Since leaving the White House I have embarked on a new phase of my life as a U.S. Senator from New York, a humbling and daunting responsibility. A complete account of my move to New York, campaign for the Senate and the honor of working for the people who elected me will have to be told another time, but I hope this memoir illustrates how my success as a candidate for the senate arose out of my White House experiences.

During my years as First Lady, I became a better student of how government can serve people, how Congress really works, how people perceive politics and policy through the filter of the media and how American values can be translated into economic and social progress. I learned the importance of America’s engagement with the rest of the world, and I developed relationships with foreign leaders and an understanding of foreign cultures that come in handy today. I also learned how to keep focused while living in the eye of many storms.

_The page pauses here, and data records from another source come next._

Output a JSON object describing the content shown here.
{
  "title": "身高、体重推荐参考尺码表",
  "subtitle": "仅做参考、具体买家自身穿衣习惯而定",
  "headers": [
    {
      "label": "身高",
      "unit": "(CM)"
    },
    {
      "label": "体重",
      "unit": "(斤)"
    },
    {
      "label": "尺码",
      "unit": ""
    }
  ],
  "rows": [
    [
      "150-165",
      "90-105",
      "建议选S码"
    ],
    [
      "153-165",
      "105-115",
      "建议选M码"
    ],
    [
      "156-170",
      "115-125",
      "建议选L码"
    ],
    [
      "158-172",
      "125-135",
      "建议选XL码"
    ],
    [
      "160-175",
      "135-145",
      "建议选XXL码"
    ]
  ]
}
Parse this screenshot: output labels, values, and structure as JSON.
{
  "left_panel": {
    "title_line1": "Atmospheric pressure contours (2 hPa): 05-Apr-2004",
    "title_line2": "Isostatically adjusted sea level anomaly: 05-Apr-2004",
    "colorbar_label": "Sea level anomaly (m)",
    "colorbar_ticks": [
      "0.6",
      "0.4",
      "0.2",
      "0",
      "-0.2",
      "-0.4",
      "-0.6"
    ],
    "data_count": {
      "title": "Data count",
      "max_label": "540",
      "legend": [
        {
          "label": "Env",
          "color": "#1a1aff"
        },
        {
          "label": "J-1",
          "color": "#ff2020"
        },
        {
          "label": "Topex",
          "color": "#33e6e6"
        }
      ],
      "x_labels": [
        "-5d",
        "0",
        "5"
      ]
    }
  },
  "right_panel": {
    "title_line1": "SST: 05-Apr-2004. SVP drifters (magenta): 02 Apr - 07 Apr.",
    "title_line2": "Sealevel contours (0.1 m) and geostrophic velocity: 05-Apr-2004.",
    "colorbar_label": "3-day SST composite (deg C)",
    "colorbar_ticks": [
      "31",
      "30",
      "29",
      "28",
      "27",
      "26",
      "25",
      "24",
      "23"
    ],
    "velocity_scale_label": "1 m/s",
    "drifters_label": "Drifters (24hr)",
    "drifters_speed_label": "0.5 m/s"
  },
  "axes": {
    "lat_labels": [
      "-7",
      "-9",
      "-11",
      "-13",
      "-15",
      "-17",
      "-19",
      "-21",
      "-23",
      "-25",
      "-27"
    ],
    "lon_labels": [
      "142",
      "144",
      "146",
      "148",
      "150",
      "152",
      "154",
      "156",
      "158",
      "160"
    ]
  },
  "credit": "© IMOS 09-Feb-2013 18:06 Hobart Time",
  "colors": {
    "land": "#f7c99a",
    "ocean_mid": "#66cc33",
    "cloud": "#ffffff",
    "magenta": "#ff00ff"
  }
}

I was raised to love my God and my country, to help others, to protect and defend the democratic ideals that have inspired and guided free people for more than 200 years. These ideals were nurtured in me as far back as I can remember. Back in 1959, I wanted to become a teacher or a nuclear physicist. Teachers were necessary to “train young citizens” and without them you wouldn’t have “much of a country.” America needed scientists because the “Russians have about five scientists to our one.” Even then, I was fully a product of my country and its times, absorbing my family’s lessons and America’s needs as I considered my own future. My childhood in the 1950s and the politics of the 1960s awakened my sense of obligation to my country and commitment to service. College, law school and then marriage took me into the political epicenter of the United States.

A political life, I’ve often said, is a continuing education in human nature, including one’s own. My involvement on the ground floor of two presidential campaigns and my duties as First Lady took me to every state in our union and to seventy-eight nations. In each place, I met someone or saw something that caused me to open my mind and my heart and deepen my understanding of the universal concerns that most of humanity shares.

I always knew that America matters to the rest of the world; my travels taught me how the rest of the world matters to America. Listening to what people in other countries are saying and trying to understand how they perceive their place in the world is essential to a future of peace and security at home and abroad. With this in mind, I have included voices we don’t hear often enough –voices of people in every corner of the globe who want the same things we do: freedom from hunger, disease and fear, freedom to have a say in their own destinies, no matter their DNA or station in life. I have devoted considerable space in these pages to my foreign travels because I believe that the people and places are important and what I learned from them is part of who I am today.